Doctor Svenson sank to his knees, setting the pistol to the floor and extending both pale hands, speaking gently.

‘Celeste … my goodness – O my dear girl –’

At the final splintering of the panel below Svenson sharply pitched his voice to her pursuers: ‘Stay where you are! It is Celeste Temple! There is no concern, I say – wait there!’ He nodded to her, his blue eyes bright. ‘Celeste, how have you come here?’

Miss Temple’s voice was harsh, her throat choked equally with surprise and rage.

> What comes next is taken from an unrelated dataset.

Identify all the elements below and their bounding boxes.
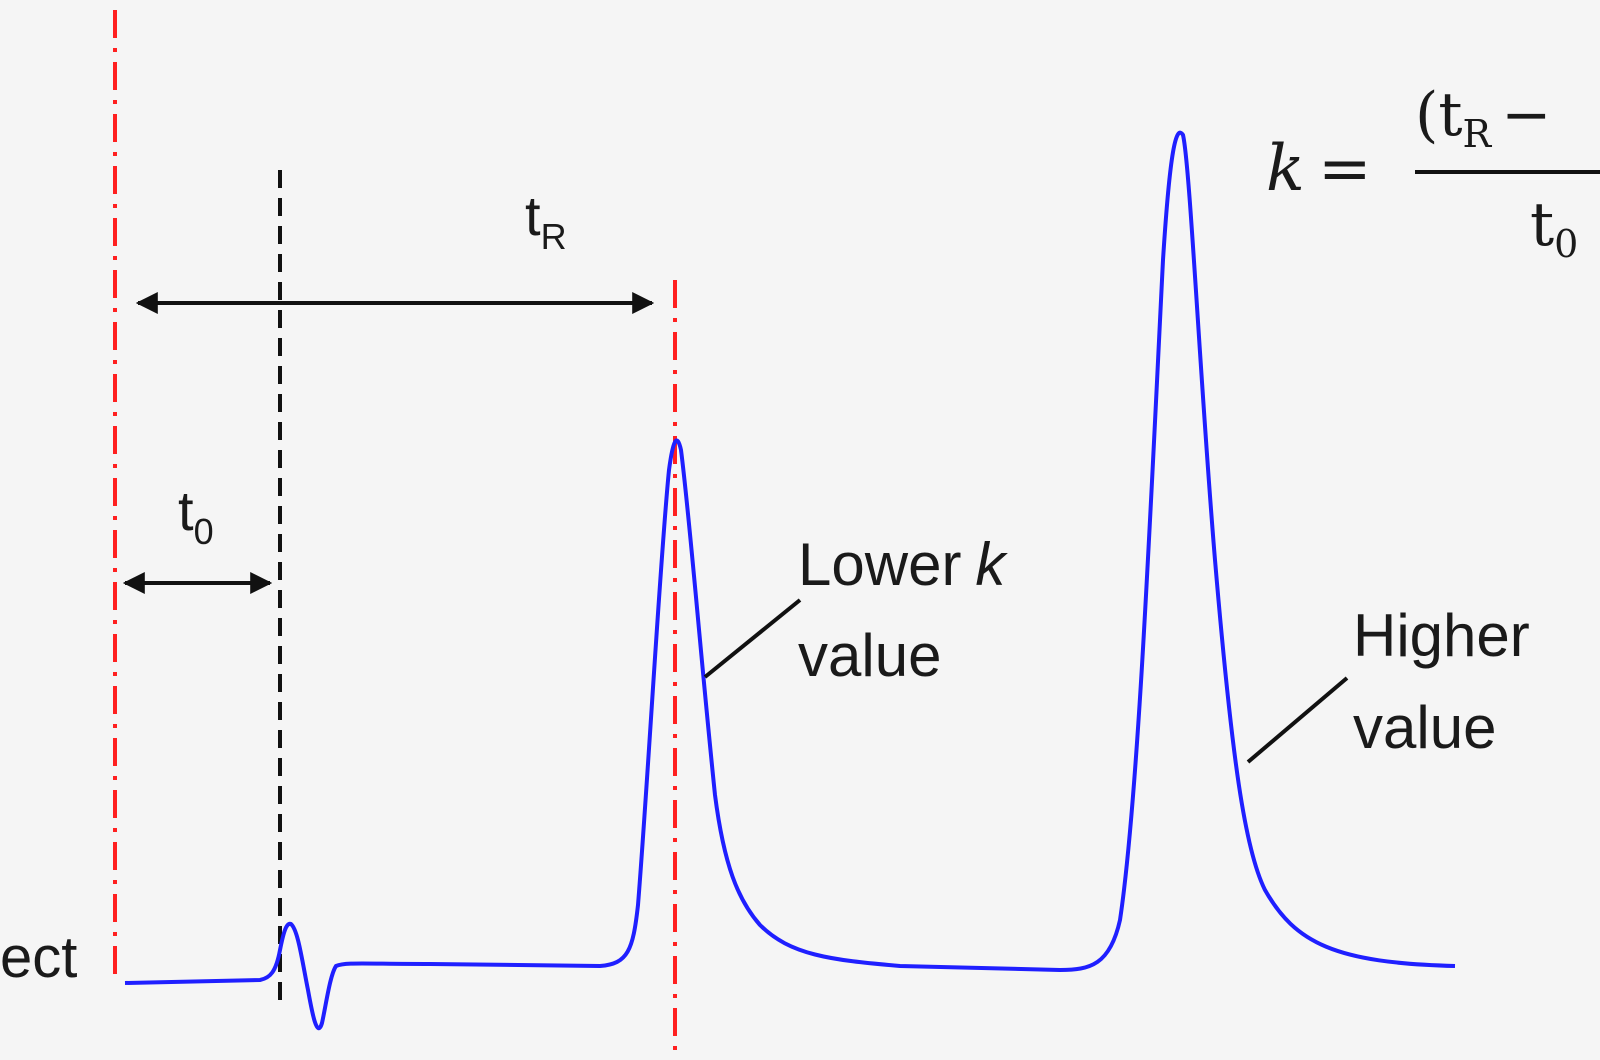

‘How have I come here? I? How are you alive? How – without a single word – without –’ She jabbed her pistol at his own. ‘We might have shot one another! I ought to have shot you!’ Her eyes brimmed hot. ‘And just imagine how I would have wept to find you dead again!’

Mr Phelps had given her cocoa in a metal mug, but Miss Temple did not intend to drink it. She sat on a wooden chair next to the stove, Svenson – having put on his boots – near her with his own mug. The abashed Mr Brine perched on what was obviously the Doctor’s bed, the frame sagging with his weight. On either side of Brine stood Mr Phelps – balding, his watery eyes haunted, yet no longer so openly ill-looking – and a sallow-eyed man introduced as Mr Cunsher, whose voluminous brown coat had been hung on a hook. Without it Cunsher looked like a trim woodland creature, with a woollen waistcoat and patched trousers, all – in contrast to the Doctor – scrupulously clean.

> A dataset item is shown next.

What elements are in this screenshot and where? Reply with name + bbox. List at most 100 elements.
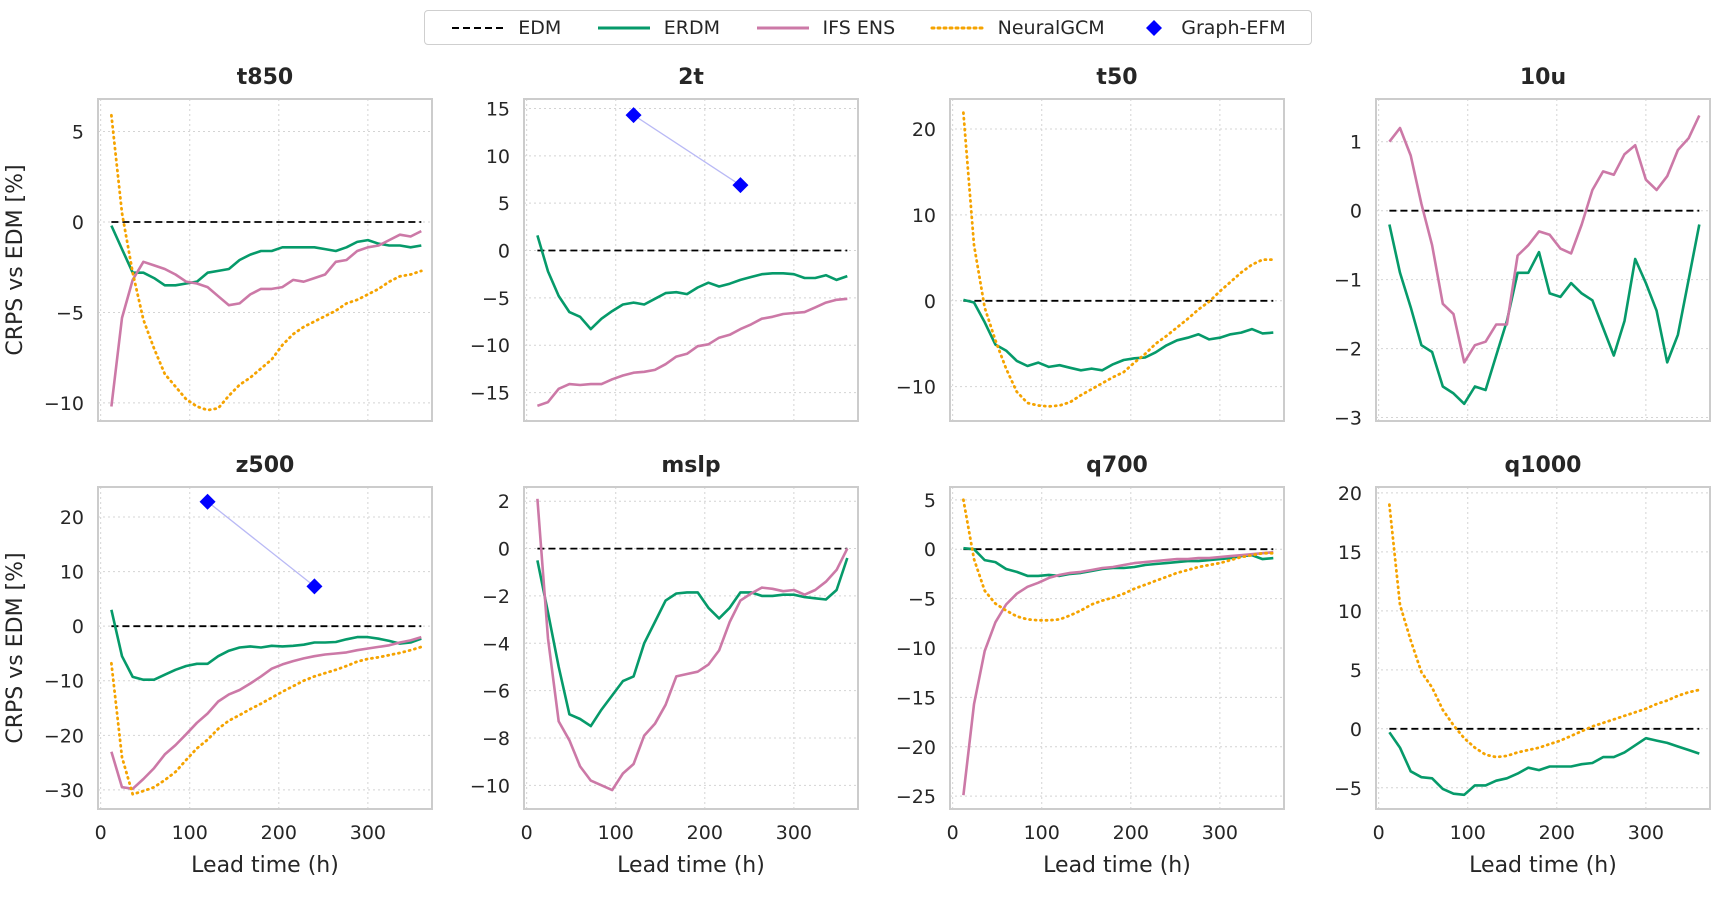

‘Celeste,’ offered Svenson, after yet another full minute of silence, ‘you must believe I wanted nothing more than to speak with you.’

‘The Doctor’s wounds should have killed him,’ explained Phelps. ‘He was confined to bed for weeks –’

‘I was fortunate in that the sabre cut across the ribs without passing beneath,’ said Svenson. ‘A prodigious amount of blood lost, but what is blood? Mr Phelps saved my life. He has seen the error of his ways, and we have thrown in together.’